In todays press release Sheldon Mills, Interim Executive Director of Strategy and Competition at the FCA said:

We know that investing in these types of products can lead to unexpected and significant losses for investors. We have already taken a wide range of action in order to protect consumers and by making the ban permanent we aim to prevent people investing in complex, high risk products which are often designed to be hard to understand.

The FCA ban will mean that unlisted speculative mini-bonds can only be promoted to investors that firms know are sophisticated or high net worth. Marketing material produced or approved by an authorised firm will also have to include a specific risk warning and disclose any costs or payments to third parties that are deducted from the money raised from investors.

There are various exemptions including for listed bonds which are regularly traded, companies which raise funds for their own commercial or industrial activities, and products which fund a single UK income-generating property investment.

As outlined in COBS 4.14.18R. A debenture or preference share is not a speculative illiquid security where one or more of the exemptions in (1), (3) or (4) below applies.

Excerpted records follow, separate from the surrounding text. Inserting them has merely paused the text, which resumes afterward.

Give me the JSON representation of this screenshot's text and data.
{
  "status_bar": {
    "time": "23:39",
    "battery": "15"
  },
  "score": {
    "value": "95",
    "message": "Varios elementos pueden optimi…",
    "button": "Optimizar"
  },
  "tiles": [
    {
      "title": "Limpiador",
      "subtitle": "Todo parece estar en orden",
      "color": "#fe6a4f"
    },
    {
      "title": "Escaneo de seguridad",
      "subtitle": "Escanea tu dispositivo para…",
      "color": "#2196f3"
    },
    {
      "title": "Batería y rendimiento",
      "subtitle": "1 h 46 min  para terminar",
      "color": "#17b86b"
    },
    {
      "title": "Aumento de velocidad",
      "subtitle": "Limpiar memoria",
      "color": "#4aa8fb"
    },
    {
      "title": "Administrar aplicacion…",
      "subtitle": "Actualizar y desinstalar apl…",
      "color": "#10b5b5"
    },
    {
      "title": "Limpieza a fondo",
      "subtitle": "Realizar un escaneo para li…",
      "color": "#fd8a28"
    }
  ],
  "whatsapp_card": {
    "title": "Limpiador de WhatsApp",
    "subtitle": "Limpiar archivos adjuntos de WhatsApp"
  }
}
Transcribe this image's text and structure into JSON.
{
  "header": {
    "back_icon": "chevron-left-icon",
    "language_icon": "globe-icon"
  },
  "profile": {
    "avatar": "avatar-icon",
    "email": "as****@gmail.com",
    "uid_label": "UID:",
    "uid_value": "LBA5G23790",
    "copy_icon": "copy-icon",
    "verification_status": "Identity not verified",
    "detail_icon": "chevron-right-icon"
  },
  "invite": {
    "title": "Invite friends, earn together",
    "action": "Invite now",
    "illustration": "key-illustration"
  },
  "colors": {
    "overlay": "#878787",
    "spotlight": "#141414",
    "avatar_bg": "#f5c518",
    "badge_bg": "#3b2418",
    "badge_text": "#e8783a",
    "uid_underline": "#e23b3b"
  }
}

(1) This exemption applies where:

    (a) the issuer or a member of the issuer’s group uses or purports to use the proceeds of the issue for the     purpose of the activities in COBS 4.14.17R(2)(c) or (d) (buying or constructing property); and

    (b) the relevant property is or will be used by the issuer or a member of the issuer’s group for a general     commercial or industrial purpose which it carries on.

(2) The exemption in (1) will not apply if the ability of the issuer to pay in relation to the debenture or preference share:

    (a) any coupon or other income; and/or

    (b) capital at maturity

is wholly or predominantly linked to, contingent on, sensitive to or dependent on a return generated as a result of the matters referred to in COBS 4.14.17R(2)(c) or (d).

(3) This exemption applies where the debenture or preference share is:

    (a) issued, or to be issued, by a credit institution;

    (b) a non-mainstream pooled investment;

    (c) a readily realisable security; or

    (d) a P2P agreement.

(4) This exemption applies where the issuer is a property holding vehicle.